En adhérant à ces pratiques, les psychologues peuvent fournir des recommandations fondées sur des preuves de différents points de vue. Le sentiment critique n'est pas de prendre parti mais de regarder de tous les côtés.

Les références:

Reber, R. (2016). Sentiment critique. Comment utiliser les sentiments de façon stratégique. Cambridge: Cambridge University Press.

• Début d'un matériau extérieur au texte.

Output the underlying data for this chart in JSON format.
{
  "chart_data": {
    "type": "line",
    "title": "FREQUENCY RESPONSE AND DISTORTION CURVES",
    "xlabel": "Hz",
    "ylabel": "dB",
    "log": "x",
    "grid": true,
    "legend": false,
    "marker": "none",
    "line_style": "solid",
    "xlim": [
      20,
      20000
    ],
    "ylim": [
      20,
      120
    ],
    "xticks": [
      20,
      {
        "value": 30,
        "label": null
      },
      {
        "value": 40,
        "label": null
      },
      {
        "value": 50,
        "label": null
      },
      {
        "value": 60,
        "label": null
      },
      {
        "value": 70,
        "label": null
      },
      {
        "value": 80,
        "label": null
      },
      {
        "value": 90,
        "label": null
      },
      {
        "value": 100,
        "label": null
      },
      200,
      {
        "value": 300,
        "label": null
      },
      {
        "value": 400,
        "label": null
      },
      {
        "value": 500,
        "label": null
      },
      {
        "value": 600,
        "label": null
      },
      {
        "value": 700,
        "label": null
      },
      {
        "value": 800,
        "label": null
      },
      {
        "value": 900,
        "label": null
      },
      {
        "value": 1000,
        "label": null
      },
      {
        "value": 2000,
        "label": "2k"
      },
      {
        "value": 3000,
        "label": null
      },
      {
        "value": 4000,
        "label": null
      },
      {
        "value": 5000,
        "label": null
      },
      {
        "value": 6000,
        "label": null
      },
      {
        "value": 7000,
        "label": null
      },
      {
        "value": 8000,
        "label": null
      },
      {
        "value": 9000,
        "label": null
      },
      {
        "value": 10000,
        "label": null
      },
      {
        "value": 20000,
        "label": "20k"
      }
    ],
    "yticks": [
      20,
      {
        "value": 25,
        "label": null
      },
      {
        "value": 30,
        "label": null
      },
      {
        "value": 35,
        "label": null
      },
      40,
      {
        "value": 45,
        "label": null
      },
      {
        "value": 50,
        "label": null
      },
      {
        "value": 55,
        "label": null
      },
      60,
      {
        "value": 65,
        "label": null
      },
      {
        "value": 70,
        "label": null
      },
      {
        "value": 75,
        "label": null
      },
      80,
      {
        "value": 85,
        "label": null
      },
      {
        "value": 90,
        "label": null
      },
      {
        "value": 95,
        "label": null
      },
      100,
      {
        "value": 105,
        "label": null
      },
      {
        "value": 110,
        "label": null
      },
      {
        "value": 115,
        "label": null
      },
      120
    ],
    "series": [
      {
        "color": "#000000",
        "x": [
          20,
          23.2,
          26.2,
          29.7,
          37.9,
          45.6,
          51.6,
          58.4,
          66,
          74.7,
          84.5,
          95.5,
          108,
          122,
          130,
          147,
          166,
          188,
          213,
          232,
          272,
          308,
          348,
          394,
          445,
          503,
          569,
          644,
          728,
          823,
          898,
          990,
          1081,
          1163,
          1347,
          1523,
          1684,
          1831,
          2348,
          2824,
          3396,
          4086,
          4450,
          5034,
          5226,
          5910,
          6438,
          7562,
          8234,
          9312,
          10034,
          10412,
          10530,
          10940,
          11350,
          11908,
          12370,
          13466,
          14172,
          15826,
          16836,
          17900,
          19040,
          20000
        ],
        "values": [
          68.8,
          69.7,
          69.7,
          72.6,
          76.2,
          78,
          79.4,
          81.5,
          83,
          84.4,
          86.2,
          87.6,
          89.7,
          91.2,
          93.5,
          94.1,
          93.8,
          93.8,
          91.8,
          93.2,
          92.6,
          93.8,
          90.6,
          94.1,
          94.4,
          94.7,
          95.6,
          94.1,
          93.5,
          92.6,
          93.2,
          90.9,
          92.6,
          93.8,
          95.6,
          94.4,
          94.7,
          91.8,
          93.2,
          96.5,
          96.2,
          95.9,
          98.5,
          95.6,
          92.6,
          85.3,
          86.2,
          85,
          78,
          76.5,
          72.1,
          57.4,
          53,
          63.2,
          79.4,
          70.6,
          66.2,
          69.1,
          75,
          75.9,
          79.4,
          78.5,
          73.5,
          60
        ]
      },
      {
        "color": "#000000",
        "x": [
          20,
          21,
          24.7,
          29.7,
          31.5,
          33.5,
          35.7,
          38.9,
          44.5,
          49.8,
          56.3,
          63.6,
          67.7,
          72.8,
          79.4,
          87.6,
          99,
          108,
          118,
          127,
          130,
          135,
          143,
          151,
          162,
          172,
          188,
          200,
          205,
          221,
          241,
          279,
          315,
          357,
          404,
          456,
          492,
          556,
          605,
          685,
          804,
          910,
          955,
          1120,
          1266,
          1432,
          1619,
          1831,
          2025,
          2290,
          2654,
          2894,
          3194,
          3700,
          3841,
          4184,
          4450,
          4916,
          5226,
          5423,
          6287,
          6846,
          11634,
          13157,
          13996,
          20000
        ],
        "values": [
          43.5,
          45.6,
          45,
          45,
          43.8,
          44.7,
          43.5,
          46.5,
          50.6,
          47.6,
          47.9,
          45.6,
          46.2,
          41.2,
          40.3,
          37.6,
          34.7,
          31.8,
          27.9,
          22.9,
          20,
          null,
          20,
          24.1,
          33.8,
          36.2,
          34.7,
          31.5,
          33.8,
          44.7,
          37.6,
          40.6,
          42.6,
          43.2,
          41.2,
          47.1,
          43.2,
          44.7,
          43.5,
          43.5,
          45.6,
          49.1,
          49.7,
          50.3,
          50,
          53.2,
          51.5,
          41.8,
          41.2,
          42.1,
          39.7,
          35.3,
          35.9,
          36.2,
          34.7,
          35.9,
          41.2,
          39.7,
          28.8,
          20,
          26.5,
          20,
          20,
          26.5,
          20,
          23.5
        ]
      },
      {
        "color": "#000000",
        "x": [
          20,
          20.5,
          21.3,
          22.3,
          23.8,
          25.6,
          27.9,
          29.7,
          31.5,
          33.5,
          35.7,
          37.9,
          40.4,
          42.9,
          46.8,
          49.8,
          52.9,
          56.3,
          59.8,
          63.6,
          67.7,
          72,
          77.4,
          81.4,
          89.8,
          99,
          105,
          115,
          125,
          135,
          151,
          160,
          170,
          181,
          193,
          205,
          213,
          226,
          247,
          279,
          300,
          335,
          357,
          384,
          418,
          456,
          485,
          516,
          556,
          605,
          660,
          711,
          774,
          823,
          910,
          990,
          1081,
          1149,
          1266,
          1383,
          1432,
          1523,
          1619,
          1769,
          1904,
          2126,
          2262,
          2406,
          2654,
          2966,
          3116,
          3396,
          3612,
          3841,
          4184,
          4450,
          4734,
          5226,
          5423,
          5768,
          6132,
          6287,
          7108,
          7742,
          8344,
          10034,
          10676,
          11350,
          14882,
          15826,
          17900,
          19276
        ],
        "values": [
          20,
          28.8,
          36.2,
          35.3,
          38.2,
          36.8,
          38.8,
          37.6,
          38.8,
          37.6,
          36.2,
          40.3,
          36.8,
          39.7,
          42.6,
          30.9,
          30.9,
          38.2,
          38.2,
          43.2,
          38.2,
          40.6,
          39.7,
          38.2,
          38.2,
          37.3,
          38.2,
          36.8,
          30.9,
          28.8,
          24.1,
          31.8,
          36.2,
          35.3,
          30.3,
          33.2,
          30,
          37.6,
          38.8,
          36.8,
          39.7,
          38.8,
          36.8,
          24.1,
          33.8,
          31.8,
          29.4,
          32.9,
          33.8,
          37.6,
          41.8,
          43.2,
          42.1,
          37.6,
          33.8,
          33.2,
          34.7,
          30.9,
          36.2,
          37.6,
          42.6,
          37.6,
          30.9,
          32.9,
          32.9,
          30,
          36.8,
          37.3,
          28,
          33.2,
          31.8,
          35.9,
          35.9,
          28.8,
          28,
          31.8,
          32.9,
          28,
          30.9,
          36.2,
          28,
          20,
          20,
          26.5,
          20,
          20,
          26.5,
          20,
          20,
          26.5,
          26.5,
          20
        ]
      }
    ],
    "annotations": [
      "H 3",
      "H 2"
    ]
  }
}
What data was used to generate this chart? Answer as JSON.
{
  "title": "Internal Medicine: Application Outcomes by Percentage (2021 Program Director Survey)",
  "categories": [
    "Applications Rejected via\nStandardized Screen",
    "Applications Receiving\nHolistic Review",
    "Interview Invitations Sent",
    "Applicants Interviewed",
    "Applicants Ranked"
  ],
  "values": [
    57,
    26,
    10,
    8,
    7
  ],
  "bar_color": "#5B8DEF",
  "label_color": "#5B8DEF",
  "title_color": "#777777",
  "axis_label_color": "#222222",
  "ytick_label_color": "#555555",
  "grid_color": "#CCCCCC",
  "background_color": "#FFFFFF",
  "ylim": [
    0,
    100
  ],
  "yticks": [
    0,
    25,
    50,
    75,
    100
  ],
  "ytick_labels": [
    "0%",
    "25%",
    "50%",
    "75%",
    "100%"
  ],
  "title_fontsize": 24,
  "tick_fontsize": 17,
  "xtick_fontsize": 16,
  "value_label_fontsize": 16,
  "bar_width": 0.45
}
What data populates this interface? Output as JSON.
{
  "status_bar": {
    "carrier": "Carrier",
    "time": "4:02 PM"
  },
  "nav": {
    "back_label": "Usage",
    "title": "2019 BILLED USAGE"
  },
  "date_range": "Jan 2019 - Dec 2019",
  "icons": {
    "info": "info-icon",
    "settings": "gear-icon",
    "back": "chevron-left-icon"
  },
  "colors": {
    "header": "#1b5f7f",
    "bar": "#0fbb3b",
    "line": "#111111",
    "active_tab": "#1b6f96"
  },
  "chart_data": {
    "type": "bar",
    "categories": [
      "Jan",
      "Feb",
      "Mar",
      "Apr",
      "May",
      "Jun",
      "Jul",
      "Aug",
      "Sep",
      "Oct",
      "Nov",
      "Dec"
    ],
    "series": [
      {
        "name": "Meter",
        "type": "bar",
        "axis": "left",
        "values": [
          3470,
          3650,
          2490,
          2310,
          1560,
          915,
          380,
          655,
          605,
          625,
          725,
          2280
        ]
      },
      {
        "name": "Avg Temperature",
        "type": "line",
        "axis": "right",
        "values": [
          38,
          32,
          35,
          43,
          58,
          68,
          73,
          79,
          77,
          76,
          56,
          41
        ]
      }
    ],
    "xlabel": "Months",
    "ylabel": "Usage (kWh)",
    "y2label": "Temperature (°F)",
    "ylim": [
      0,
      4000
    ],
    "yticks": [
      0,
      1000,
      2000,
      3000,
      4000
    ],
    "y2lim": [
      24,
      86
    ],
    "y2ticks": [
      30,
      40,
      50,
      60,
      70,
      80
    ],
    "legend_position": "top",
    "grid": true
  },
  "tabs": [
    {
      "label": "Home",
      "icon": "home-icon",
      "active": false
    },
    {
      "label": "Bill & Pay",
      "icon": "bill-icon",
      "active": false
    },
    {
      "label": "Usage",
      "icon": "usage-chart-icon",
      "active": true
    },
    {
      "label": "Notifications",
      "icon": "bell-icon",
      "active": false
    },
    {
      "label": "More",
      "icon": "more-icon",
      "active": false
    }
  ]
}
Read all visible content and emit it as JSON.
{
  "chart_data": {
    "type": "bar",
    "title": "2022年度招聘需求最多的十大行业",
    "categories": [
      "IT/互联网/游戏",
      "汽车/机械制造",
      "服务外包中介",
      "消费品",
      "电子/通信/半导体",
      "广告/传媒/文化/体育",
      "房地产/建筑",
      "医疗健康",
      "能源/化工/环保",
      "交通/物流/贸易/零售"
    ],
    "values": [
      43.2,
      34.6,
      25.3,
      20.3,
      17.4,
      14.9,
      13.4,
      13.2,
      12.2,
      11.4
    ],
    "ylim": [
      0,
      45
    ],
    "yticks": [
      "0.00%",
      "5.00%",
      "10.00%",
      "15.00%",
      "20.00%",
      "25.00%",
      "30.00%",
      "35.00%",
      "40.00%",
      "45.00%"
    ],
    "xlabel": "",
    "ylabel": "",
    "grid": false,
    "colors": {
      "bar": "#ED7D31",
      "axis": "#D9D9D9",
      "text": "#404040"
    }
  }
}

L'enquête a été menée par:

Inbar, Y., & Lammers, J. (2012). La diversité politique dans la psychologie sociale et de la personnalité. Perspectives on Psychological Science, 7 (5), 496-503.

Plus d'informations sur l'enquête:

L'enquête comprenait des questions sur la volonté de discriminer les conservateurs, par exemple, si l'on serait enclin à préférer le candidat le plus libéral à un candidat ouvertement conservateur quand les deux sont également qualifiés.

Les répondants pouvaient fournir des scores sur une échelle allant de 1, pas du tout à 7, beaucoup. Notez que chaque valeur supérieure à un signifierait déjà que le répondant était prêt à faire de la discrimination. Les auteurs ont utilisé un critère plus strict et ont défini les réponses au niveau et au-dessus du point médian de l'échelle comme une volonté de discrimination.